Everyday in the news here in our good Christian nation there are stories of bad people doing bad things to bad people.  A man goes in and kills his girlfriend and then turns the gun on himself.  Two school teachers in Louisiana are arrested for having group sex with a 16-year-old student.  A politician is found to have traded political favors for his wife getting a cushy job.  Bad things happen all the time...but how many do we call these people Christian terrorists?  Many bad things are done by good church-going folks, but it's never terrorism when we do it, we think...just bad things done by bad people.  Muslims, we say, are told by their religion to do a terrible thing.  Christians, we say, could never be told by their religion to do a terrible thing.  We overlook the fact that Christians literally 'took the cross' in 1095 when encouraged to go and invade Jerusalem (and many places along the way, Muslim and non-Muslim alike).  We forget that various Christian groups declared war on each other in the centuries after this.

Why is it that we continually call every evil thing Muslims do terrorism (and such a product of the culture of an evil religion), but every evil thing a Christian does to be simply an individual choice?  We set a double standard for these things, and quite honestly it's not fair.  As Christian people we should know better than to engage in hatred and suspicion, of thinking that 'They' are bad unless other wise proven to be good and that 'We' are good unless otherwise bad.  Grace should stop this stupid thinking that find ourselves engaging in.

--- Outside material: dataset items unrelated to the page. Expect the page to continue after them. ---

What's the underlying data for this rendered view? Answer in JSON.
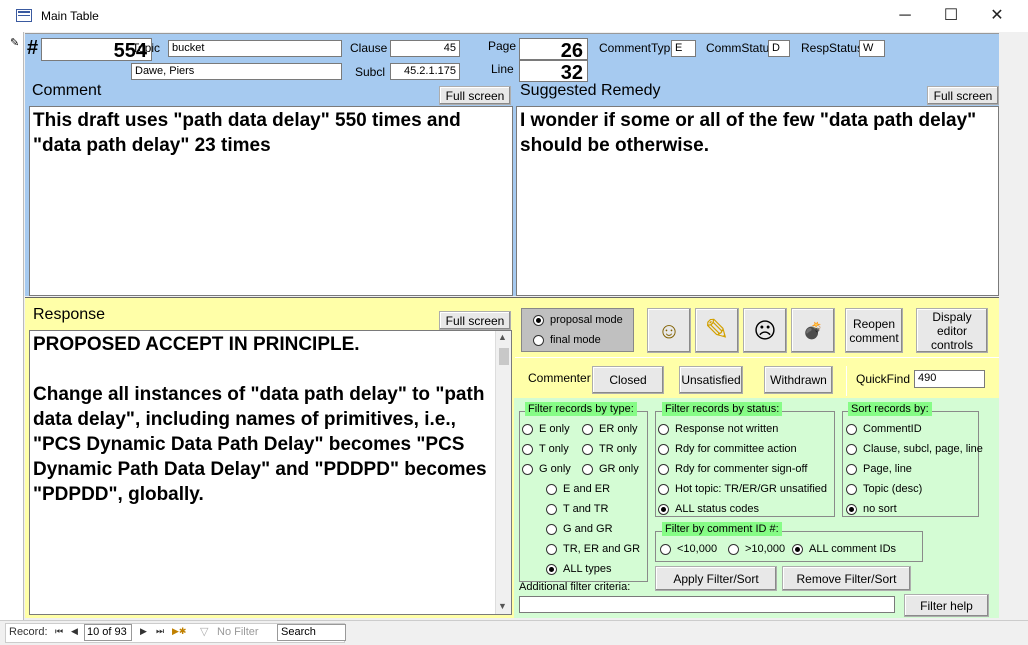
{
  "window": {
    "title": "Main Table",
    "minimize": "─",
    "maximize": "☐",
    "close": "✕"
  },
  "header": {
    "hash": "#",
    "comment_id": "554",
    "topic_label": "Topic",
    "topic": "bucket",
    "commenter": "Dawe, Piers",
    "clause_label": "Clause",
    "clause": "45",
    "subcl_label": "Subcl",
    "subcl": "45.2.1.175",
    "page_label": "Page",
    "page": "26",
    "line_label": "Line",
    "line": "32",
    "commenttype_label": "CommentType",
    "commenttype": "E",
    "commstatus_label": "CommStatus",
    "commstatus": "D",
    "respstatus_label": "RespStatus",
    "respstatus": "W"
  },
  "comment": {
    "label": "Comment",
    "fullscreen": "Full screen",
    "text": "This draft uses \"path data delay\" 550 times and \"data path delay\" 23 times"
  },
  "remedy": {
    "label": "Suggested Remedy",
    "fullscreen": "Full screen",
    "text": "I wonder if some or all of the few \"data path delay\" should be otherwise."
  },
  "response": {
    "label": "Response",
    "fullscreen": "Full screen",
    "text": "PROPOSED ACCEPT IN PRINCIPLE.\n\nChange all instances of \"data path delay\" to \"path data delay\", including names of primitives, i.e., \"PCS Dynamic Data Path Delay\" becomes \"PCS Dynamic Path Data Delay\" and \"PDDPD\" becomes \"PDPDD\", globally."
  },
  "mode": {
    "proposal": "proposal mode",
    "final": "final mode",
    "selected": "proposal"
  },
  "toolbar": {
    "smile": "☺",
    "pencil": "✎",
    "frown": "☹",
    "bomb": "💣",
    "reopen": "Reopen comment",
    "display_editor": "Dispaly editor controls"
  },
  "commenter_row": {
    "label": "Commenter",
    "closed": "Closed",
    "unsatisfied": "Unsatisfied",
    "withdrawn": "Withdrawn",
    "quickfind_label": "QuickFind",
    "quickfind_value": "490"
  },
  "filter_type": {
    "legend": "Filter records by type:",
    "options": [
      "E only",
      "ER only",
      "T only",
      "TR only",
      "G only",
      "GR only",
      "E and ER",
      "T and TR",
      "G and GR",
      "TR, ER and GR",
      "ALL types"
    ],
    "selected": "ALL types"
  },
  "filter_status": {
    "legend": "Filter records by status:",
    "options": [
      "Response not written",
      "Rdy for committee action",
      "Rdy for commenter sign-off",
      "Hot topic: TR/ER/GR unsatified",
      "ALL status codes"
    ],
    "selected": "ALL status codes"
  },
  "sort": {
    "legend": "Sort records by:",
    "options": [
      "CommentID",
      "Clause, subcl, page, line",
      "Page, line",
      "Topic (desc)",
      "no sort"
    ],
    "selected": "no sort"
  },
  "filter_id": {
    "legend": "Filter by comment ID #:",
    "options": [
      "<10,000",
      ">10,000",
      "ALL comment IDs"
    ],
    "selected": "ALL comment IDs"
  },
  "actions": {
    "apply": "Apply Filter/Sort",
    "remove": "Remove Filter/Sort",
    "additional_label": "Additional filter criteria:",
    "additional_value": "",
    "help": "Filter help"
  },
  "statusbar": {
    "record_label": "Record:",
    "first": "⏮",
    "prev": "◀",
    "record_value": "10 of 93",
    "next": "▶",
    "last": "⏭",
    "new": "▶✱",
    "nofilter": "No Filter",
    "search": "Search"
  }
}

But here's an exercise to help cleanse you of these things:  Next time you watch a news report of somebody done somebody wrong, ask yourself, are they Christian terrorists?  If nothing is said of their religion, assume that they are.  If 85% of Americans still identify themselves as Christians, surely their Christianity played a part in their evil, right?  Do this enough times and maybe you'll hate Christians too, just like you hate Muslims.  And the culture of fear will have won yet again.